In [1]:
import pandas as pd

In [2]:
# Load CFI dataset 
cfi_dataset = pd.read_pickle('datasets/cleaned_inspections.pickle')

#### Chain flags

In [3]:
# Load fast food restaurants dataset 
fast_foods = pd.read_csv('datasets/FastFoodRestaurants.csv')

In [4]:
# We only keep the restaurants that appear more than once
chain_counts = (fast_foods['name'].value_counts())
fast_food_chains = chain_counts[chain_counts.values>1].index.tolist()

In [5]:
additional_chains = cfi_dataset[['DBA Name', 'Address', 'Latitude', 'Longitude']].drop_duplicates().reset_index().drop('index', axis=1)
grouped_by_dbaname = additional_chains.groupby(by=['DBA Name']).size().reset_index(name="Count")
establishments_repeted = grouped_by_dbaname[grouped_by_dbaname['Count']>1].reset_index()
other_fast_food_chains = set(establishments_repeted['DBA Name'])

In [6]:
# Extend the set of chain establishments in the dataset
fast_food_chains.extend(other_fast_food_chains)
fast_food_chains = set(fast_food_chains)

In [7]:
# We remove the char '\'' for simplicity, transform everything to lowercase and remove duplicates
fast_food_chains = set([chain_name.replace("\'", "").lower() for chain_name in fast_food_chains])

In [8]:
# We create a new column "Chain flag" for food chains
# We fill the column with 'N' for No' and 'Y' for 'Yes' if the establishment name exists (or not exist) in the fast_food_chains
boolean_foodchains = pd.DataFrame(cfi_dataset['DBA Name'].str.replace("\'", "")\
                                  .str.lower().isin(fast_food_chains)).rename(columns={"DBA Name": "Chain flag temp"})

In [9]:
# Add the boolean_foodchains['Chain flag temp'] columns to the main dataset CFI as a new column: 'Chain flag'
cfi_dataset['Chain flag'] = boolean_foodchains['Chain flag temp']

#### Yelp

In [10]:
yelp = pd.read_pickle('business_details.pickle')

In [11]:
yelp['Lowercased Address'] = yelp['location.address1'].str.lower()
yelp['Lowercased Name'] = yelp['name'].str.lower()

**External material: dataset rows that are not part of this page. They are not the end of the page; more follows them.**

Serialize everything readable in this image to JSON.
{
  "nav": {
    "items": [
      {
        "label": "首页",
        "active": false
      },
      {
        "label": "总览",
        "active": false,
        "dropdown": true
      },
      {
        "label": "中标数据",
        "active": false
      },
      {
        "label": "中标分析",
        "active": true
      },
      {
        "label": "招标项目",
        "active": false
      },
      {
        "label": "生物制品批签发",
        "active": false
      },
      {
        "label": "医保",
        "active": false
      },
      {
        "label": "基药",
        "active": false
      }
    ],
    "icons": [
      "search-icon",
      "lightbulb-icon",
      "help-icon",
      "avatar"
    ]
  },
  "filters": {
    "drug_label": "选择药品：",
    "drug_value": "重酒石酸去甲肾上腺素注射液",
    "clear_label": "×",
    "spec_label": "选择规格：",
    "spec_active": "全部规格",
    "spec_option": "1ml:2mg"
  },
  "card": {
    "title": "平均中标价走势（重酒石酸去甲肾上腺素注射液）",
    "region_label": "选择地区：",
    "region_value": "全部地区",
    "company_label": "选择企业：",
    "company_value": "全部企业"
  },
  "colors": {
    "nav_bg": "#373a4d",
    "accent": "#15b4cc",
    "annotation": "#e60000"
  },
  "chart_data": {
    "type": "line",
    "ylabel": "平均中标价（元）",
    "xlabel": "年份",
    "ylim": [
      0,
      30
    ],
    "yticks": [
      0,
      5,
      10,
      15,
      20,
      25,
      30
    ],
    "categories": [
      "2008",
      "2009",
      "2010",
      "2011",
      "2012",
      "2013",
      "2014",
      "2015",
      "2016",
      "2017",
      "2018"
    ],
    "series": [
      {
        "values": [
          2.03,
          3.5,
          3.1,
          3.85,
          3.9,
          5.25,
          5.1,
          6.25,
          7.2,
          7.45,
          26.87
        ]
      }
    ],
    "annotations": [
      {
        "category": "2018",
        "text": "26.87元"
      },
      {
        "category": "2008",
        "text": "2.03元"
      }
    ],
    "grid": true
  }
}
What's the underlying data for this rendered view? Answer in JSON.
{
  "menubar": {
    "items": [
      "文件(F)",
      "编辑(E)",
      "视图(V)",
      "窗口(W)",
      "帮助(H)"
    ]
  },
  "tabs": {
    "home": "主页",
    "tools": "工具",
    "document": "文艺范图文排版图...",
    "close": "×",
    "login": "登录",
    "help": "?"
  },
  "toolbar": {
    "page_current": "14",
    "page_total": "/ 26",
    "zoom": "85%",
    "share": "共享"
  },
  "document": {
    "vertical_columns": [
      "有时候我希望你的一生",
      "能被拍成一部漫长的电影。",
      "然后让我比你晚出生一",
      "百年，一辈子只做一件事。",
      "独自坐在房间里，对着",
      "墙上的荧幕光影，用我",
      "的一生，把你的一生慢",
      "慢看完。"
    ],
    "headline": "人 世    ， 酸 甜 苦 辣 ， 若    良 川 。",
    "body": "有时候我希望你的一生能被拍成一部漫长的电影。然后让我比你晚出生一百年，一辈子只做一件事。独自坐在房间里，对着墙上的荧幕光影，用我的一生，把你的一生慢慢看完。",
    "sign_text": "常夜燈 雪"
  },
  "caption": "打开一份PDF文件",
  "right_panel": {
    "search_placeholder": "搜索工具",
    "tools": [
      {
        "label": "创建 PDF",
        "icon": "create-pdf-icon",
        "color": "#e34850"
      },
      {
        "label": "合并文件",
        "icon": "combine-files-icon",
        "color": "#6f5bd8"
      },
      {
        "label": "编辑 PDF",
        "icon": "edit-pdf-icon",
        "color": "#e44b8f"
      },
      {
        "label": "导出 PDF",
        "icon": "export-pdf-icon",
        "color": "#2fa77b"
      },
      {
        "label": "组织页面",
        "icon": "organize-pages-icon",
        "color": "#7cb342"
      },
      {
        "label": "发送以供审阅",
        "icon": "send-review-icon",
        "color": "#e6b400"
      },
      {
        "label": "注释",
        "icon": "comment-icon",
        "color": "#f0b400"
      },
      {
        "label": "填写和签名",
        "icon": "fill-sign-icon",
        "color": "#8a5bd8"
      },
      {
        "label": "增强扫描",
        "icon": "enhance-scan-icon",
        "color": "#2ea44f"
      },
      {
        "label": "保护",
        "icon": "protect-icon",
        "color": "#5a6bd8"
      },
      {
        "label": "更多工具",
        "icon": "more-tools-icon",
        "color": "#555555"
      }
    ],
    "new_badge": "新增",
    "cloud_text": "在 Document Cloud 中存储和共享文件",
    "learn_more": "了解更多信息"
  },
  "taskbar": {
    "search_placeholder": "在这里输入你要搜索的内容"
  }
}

yelp = yelp.dropna(how='all').reset_index().drop(['index'], axis = 1) 

In [12]:
# Normalizing the name and address columns in order to merge correctly
cfi_dataset['Lowercased Name'] = cfi_dataset['DBA Name'].str.lower()
cfi_dataset['Lowercased Address'] = cfi_dataset['Address'].str.lower()

cfi_dataset['Lowercased Name'] = cfi_dataset['Lowercased Name'].astype(str).str.strip()
cfi_dataset['Lowercased Address'] = cfi_dataset['Lowercased Address'].astype(str).str.strip()

In [14]:
merged_cfi_yelp = cfi_dataset.merge(yelp, how='left', left_on=['Lowercased Name', 'Lowercased Address'], 
                                    right_on=['Lowercased Name', 'Lowercased Address'])

In [17]:
# save to pickle
merged_cfi_yelp.to_pickle('pickles/merged_cfi_yelp')

In [19]:
merged_cfi_yelp.columns

Index(['Inspection ID', 'DBA Name', 'AKA Name', 'License #', 'Facility Type',
       'Risk', 'Address', 'Inspection Date', 'Inspection Type', 'Results',
       'Violations', 'Latitude', 'Longitude', 'Location', 'Community Area',
       'Violation Numbers', 'Violation Comments', 'Chain flag',
       'Lowercased Name', 'Lowercased Address', 'alias', 'categories',
       'coordinates.latitude', 'coordinates.longitude', 'display_phone',
       'error.code', 'error.description', 'hours', 'id', 'image_url',
       'is_claimed', 'is_closed', 'location.address1', 'location.address2',
       'location.address3', 'location.city', 'location.country',
       'location.cross_streets', 'location.display_address', 'location.state',
       'location.zip_code', 'messaging.url', 'messaging.use_case_text', 'name',
       'phone', 'photos', 'price', 'rating', 'review_count', 'special_hours',
       'transactions', 'url'],
      dtype='object')